Features

June 6, 2007

Ninjas are the New Everything

...and one of many winners at the inaugural Webbys Film and Video Awards

By Annaliese Griffin

The Office's Angela Kinsey gets her ninja mind meld on at the Webbys Film and Video Awards (Photos: Annaliese Griffin)

"Web is the new cinema." At least that's what Josh Rubin, founder and editor of Cool Hunting, an art and design Web site, told the audience in his acceptance speech at the Inaugural Webby Film and Video Awards, held Monday night at New World Stages. Host Rob Corddry, a former correspondent for The Daily Show, launched into the evening with five words of his own; "This costume's really fucking hot," he said, struggling to remove a foam banana costume. The five-word limit on acceptance speeches, one of the Webbys' defining features, transformed the night into a contest for the best one-liner.

Many of the winners honored by the International Academy of Digital Arts and Sciences, the Webbys' voting body, made it clear that the Internet is not only a viable medium for film and video, for them it is the medium. In the evening's opening speech, the awards' executive director David-Michel Davies told the audience that this year was the right time to add a separate ceremony for video not only because of innovations in technology and broadband access and, but also because of the quality and originality of the work found online. "We're celebrating a beautiful and long awaited sea change in the world of the moving image," he told the audience of bloggers, videographers and Web designers.

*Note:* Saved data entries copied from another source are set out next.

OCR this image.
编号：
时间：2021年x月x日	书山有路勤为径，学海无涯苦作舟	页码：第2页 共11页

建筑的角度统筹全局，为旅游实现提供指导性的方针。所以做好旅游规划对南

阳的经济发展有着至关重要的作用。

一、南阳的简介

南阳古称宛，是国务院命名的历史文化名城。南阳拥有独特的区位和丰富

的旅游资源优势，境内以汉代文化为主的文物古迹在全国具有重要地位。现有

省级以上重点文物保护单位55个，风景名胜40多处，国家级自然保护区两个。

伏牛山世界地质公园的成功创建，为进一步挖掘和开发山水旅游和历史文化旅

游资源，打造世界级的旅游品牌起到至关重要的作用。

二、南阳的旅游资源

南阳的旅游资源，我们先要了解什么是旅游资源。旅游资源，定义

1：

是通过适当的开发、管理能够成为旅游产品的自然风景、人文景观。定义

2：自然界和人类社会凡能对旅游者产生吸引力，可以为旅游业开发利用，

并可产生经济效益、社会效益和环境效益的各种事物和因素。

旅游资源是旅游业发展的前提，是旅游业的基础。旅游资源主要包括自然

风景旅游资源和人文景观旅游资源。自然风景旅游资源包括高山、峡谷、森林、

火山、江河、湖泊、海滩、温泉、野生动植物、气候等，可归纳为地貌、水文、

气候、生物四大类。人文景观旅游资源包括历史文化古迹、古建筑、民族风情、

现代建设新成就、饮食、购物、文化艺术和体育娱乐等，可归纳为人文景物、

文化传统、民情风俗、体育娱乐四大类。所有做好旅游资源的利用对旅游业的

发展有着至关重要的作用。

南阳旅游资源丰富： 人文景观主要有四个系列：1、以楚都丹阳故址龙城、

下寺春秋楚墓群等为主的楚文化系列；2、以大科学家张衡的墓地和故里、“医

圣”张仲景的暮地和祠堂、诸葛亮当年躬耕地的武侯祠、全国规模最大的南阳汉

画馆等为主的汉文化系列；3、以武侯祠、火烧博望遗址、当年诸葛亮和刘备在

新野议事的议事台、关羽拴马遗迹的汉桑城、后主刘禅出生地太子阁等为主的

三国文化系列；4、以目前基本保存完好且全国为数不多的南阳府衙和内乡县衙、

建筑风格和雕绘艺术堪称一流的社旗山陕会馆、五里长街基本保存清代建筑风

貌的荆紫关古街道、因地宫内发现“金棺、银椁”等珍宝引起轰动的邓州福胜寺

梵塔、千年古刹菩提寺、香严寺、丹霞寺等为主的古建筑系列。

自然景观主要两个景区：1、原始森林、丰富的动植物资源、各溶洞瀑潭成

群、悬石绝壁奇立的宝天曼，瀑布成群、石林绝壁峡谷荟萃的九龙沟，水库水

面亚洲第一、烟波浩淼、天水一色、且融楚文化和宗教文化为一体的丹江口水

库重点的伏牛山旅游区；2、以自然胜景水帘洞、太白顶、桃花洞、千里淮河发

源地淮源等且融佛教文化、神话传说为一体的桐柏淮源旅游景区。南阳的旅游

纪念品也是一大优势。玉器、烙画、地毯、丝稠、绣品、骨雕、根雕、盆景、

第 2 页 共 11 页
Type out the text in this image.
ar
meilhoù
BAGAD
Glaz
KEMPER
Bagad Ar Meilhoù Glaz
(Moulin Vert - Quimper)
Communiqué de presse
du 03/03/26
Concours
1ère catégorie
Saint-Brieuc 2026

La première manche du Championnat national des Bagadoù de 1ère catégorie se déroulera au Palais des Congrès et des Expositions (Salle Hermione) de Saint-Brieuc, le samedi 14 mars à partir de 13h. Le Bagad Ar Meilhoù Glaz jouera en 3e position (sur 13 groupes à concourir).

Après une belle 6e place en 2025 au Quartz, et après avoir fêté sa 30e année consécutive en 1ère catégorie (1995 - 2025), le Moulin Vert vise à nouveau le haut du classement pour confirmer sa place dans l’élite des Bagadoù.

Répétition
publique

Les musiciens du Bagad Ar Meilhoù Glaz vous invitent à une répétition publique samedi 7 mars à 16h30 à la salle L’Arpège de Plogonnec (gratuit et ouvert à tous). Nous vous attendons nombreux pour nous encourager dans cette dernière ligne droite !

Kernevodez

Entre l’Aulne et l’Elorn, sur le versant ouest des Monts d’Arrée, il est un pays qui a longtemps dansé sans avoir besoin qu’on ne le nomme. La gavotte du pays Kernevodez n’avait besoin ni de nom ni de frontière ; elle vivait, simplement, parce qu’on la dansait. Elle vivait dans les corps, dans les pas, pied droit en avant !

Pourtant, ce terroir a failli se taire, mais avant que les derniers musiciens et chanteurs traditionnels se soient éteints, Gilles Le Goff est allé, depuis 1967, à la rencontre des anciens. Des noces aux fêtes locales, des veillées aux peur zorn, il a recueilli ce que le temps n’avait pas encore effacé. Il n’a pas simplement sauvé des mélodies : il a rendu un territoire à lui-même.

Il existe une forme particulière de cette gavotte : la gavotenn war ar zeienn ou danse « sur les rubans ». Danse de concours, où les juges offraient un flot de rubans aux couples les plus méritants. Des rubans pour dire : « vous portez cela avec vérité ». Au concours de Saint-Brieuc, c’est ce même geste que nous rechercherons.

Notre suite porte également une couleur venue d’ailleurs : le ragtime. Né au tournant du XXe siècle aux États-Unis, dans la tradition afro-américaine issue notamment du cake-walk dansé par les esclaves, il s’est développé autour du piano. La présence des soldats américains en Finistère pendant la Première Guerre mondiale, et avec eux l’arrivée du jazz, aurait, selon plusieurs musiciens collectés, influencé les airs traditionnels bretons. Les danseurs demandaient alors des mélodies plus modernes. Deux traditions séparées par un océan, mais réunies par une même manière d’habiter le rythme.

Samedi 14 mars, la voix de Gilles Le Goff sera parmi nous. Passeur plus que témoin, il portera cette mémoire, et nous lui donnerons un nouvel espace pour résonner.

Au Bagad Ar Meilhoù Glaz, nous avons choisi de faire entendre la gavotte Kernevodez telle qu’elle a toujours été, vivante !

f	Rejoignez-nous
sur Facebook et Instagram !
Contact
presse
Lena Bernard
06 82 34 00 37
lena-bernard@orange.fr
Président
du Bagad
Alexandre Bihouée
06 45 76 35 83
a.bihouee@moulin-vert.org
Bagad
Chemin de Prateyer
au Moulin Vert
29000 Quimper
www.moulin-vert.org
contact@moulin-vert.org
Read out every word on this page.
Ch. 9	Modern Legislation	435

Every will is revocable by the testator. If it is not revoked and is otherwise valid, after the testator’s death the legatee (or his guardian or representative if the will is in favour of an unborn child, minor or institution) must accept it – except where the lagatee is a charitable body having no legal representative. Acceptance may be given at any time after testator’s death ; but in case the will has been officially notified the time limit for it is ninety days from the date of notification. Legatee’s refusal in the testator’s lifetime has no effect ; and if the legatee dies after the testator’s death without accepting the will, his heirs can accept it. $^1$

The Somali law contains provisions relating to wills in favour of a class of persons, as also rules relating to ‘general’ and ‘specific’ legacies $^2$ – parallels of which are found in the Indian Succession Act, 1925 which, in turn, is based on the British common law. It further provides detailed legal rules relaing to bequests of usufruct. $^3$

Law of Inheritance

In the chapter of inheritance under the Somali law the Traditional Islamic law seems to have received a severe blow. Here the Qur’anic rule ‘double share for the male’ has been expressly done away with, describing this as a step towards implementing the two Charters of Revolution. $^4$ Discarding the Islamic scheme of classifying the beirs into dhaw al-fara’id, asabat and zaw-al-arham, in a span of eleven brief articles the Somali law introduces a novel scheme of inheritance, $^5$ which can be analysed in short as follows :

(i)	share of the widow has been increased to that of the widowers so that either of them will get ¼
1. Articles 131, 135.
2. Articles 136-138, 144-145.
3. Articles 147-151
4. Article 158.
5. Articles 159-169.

The Webby Awards have pinpointed the best design and content on the Web since 1996; the general awards ceremony took place Tuesday night and saluted guests David Bowie and eBay CEO Meg Whitman with lifetime achievement awards. Upholding the Web's anti-authoritarian ethos, the Webbys hand out an official Webby award and a People's Voice award, voted on by anyone with Internet access, in each of 14 categories ranging from animation to experimental to news/documentary/public service. Lonelygirl15.com star Jessica Lee Rose and Ninja from askaninja.com both accepted special acting awards, as well.

From Halcyon, a pink-haired, fake-fur aficionado who documents his efforts to gather the world into a group hug at hugnation.com ("Everybody squeeze, that's from Grandpa."), to Kevin Sites, a video journalist known for his coverage of strife, famine and conflict at hotzone.yahoo.com ("War. What's it good for?"), the award winners formed a broad tableau of the video projects made possible by the Web.

“Being traditional and saying thanks,” said LonelyGirl15 star Jessica Lee Rose (and special acting award winner) in her regulation five-word acceptance speech

"It's a chance for people to take their creativity, their content straight to an audience," Stephen Voltz from eepybird.com told The Reeler in a pre-awards interview. After Voltz and partner Fritz Grobe posted the first video in their The Extreme Diet Coke and Mentos Experiments to the Web, it took less than a week for Dave Letterman to call. Not long after, Coke set up a sponsorship for the next video. The pair choreographs fountain-like geysers of foamy caramel-colored Diet Coke shooting several feet in the air, a reaction caused when Mentos candies are dropped into the two-liter bottle. The decidedly non-Hollywood duo accepted the Webby in the Viral category, saying, "18,000,000 views and still no dates."

In addition to creating altogether new viewing experiences, online video has also enriched established media, especially television. NBC's hit comedy The Office won a Webby in the Short Comedy category for Webisodes starring Angela Kinsey as a disgruntled accountant ("Accounting is a riot, thanks.") "Internet itself has just broadened our audience so much and allowed us to explore other worlds within the show," she said before the show. Kinsey mugged for cameras with Ninja, who told The Reeler, "Ninjas invented the internet in like the 1400s. We've been waiting for other people to catch up."

Even nominees who didn't win a Webby this year remained convinced that online video provides a unique platform for film work that emerges as more of a collaborative medium all the time. "An interesting little movie is still an interesting little movie -- it matters more when you also have a big Internet series," said Neil Mandt, producer and one of the stars of Last Stop for Paul, an episodic web show that will be released as a feature length film this fall. "They're going to work together -- they have to," he predicted for film and the internet. "If you don't think that way, you're dead."